Joanna Russ, "SF and Technology as Mystification," in To Write Like a Woman: Essays in Feminism and Science Fiction page 31

[A]ddictive culture deals with issues people feel to be crucial in their lives, but instead of confronting these issues, addictive art merely reconfirms the values and internalized pressures that produced the issues in the first place. Addictive art is briefly palliating; the relief lasts only as long as the art does and one is left more needy than before, i.e., the cravings that were promised relief are now worse.

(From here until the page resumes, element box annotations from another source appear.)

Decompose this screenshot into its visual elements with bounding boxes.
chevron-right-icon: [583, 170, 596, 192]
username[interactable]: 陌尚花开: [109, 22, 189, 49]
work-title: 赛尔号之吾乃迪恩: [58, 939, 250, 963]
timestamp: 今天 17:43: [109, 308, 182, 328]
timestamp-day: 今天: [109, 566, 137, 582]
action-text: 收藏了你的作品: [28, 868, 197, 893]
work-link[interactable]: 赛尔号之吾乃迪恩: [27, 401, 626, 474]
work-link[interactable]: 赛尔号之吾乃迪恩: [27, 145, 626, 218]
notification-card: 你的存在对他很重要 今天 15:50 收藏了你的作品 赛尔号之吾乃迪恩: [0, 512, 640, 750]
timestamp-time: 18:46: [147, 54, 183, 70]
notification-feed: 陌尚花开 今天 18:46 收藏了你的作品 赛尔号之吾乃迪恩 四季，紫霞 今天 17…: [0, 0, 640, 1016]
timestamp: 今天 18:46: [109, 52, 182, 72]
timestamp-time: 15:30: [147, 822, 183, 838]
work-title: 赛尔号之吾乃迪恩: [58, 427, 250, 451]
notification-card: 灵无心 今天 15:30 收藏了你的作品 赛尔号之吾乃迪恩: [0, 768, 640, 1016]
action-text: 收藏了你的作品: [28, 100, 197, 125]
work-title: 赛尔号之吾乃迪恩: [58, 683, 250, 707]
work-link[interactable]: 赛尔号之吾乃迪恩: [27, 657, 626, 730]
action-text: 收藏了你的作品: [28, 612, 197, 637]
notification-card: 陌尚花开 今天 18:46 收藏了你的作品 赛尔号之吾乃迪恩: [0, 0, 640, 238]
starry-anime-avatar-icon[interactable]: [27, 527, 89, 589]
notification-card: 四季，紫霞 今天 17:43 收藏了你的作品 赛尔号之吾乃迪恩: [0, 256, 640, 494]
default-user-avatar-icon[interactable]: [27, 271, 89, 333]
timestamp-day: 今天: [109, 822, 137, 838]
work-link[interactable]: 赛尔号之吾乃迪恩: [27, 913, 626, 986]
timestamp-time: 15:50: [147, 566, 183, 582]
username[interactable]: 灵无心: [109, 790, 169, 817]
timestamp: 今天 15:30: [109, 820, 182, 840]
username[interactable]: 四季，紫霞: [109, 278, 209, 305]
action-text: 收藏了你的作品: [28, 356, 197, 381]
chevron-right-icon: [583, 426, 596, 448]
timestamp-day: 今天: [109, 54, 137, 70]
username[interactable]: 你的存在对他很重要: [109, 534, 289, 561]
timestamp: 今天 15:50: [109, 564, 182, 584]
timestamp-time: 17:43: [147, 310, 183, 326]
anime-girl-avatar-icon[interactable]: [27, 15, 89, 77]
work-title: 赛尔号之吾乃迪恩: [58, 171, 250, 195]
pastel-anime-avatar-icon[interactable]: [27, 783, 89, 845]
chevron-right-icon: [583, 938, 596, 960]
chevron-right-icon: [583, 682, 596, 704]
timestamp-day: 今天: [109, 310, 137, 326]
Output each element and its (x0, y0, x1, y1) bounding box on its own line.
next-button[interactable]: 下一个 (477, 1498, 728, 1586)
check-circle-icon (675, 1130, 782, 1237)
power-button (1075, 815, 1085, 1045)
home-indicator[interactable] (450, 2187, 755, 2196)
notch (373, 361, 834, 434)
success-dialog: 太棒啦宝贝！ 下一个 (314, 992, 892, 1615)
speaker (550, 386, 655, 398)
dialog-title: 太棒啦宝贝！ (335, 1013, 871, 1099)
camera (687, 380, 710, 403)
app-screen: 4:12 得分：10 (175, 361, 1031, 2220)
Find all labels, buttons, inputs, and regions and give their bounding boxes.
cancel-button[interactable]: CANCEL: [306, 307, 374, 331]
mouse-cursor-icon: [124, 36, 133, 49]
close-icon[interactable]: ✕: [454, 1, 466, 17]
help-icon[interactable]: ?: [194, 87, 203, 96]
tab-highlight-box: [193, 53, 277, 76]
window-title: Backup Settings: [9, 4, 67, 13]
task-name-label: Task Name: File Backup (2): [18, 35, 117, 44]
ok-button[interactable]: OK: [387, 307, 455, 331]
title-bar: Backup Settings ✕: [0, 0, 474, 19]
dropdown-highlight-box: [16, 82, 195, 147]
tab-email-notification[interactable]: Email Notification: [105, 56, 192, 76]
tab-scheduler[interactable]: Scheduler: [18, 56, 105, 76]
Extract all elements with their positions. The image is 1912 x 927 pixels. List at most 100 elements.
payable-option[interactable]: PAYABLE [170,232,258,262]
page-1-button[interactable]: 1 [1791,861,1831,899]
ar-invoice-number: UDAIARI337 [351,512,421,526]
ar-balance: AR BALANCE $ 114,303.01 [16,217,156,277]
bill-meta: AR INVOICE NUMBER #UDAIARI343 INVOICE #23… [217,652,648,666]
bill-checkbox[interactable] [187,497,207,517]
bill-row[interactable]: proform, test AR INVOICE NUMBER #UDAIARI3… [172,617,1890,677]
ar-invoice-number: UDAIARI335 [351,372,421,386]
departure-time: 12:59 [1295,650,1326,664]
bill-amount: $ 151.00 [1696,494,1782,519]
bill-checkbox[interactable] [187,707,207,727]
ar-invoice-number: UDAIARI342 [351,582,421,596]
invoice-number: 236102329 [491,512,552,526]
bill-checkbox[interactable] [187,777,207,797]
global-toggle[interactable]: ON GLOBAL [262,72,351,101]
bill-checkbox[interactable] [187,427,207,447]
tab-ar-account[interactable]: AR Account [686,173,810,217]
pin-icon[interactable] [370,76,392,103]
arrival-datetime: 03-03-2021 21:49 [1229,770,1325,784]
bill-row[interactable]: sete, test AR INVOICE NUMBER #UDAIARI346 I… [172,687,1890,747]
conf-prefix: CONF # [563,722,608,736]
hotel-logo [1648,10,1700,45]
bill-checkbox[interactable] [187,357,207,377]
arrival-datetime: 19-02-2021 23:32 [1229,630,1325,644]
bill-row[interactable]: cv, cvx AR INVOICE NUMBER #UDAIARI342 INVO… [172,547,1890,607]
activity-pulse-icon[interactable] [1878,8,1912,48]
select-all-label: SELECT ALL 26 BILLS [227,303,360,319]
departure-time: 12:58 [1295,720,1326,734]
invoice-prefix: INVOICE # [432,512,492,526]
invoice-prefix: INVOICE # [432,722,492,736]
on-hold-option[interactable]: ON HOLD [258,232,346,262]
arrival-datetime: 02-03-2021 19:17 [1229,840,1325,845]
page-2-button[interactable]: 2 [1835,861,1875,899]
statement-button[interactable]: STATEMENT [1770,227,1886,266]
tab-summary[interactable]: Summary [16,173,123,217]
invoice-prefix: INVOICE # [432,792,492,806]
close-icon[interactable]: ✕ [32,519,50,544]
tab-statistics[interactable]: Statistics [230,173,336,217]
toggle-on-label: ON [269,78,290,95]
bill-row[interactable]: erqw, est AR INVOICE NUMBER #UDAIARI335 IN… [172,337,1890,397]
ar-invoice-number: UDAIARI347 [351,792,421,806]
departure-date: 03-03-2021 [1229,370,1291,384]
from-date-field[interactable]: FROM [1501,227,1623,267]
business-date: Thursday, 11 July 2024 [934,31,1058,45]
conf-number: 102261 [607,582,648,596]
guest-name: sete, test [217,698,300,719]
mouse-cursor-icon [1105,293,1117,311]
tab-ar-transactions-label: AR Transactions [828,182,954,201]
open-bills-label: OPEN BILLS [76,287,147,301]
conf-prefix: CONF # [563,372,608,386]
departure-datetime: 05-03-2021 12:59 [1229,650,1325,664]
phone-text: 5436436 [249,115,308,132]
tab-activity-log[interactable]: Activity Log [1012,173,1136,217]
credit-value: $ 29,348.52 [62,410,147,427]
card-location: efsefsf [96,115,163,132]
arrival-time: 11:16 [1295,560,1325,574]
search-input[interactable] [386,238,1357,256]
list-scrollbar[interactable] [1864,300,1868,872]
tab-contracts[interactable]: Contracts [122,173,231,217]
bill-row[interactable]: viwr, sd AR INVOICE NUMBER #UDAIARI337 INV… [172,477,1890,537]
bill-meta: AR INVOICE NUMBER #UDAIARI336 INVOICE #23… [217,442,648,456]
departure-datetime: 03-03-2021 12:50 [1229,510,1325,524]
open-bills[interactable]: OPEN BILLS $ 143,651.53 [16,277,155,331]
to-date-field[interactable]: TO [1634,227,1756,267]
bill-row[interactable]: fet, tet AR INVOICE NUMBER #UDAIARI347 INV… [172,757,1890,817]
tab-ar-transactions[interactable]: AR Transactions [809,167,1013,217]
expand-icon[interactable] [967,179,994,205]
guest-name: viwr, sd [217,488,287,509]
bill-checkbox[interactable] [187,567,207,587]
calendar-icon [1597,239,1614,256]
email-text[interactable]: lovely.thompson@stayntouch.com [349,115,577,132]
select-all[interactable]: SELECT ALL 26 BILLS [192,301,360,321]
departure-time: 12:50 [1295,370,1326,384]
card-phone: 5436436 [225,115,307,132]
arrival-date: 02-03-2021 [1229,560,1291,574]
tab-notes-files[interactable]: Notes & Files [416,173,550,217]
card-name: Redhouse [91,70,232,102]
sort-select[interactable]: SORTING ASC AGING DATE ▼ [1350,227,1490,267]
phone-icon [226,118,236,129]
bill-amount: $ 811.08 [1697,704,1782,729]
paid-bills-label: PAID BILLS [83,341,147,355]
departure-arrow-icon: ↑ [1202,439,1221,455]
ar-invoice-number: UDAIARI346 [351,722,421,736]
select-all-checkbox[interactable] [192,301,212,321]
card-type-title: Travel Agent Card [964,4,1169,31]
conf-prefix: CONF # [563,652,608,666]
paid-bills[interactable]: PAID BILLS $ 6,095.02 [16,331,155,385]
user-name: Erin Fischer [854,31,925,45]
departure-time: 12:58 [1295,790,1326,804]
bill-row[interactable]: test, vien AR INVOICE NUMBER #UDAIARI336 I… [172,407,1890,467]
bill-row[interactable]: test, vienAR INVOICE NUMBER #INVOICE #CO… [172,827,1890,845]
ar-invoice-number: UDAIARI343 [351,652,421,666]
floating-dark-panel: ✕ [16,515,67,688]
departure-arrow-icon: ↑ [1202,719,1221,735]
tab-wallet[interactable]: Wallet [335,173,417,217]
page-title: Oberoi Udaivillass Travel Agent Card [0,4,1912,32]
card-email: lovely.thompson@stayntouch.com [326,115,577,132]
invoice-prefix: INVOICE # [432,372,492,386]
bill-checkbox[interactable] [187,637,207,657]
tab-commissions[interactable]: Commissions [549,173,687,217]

Star Wars, I think, addresses itself to a dim but powerful desire for "fun," i.e., excitement and self-importance. These are human desires and not bad ones, but the film satisfies them by simplifying morality, politics, and human personality to the point where they can all safely be ignored in the interests of the "fun." However, morality, politics, and human personality are most of the world and the film cannot actually do without them without renouncing drama altogether. Thus we have a work in which the result of the simplification isn't to banish morality, politics, and human personality (which is impossible) but to present them in their most reactionary--and dullest--form. Thus monarchies are better than republics, slavery is noble (the machines are conscious personalities endowed with emotions and free will but it is still unquestionably right to own them), everyone human in the film is white (with the possible exception of one extra in one scene), and after the hero's mother (disguised as his aunt to avoid the real parenticidal wishes no doubt present in the teenagers in the audience) dies, there is only one woman left in the entire universe. This universe then goes into terrific plot convulsions to aid, nurture, and glorify one very ordinary white, heterosexual, male, bucktoothed virgin.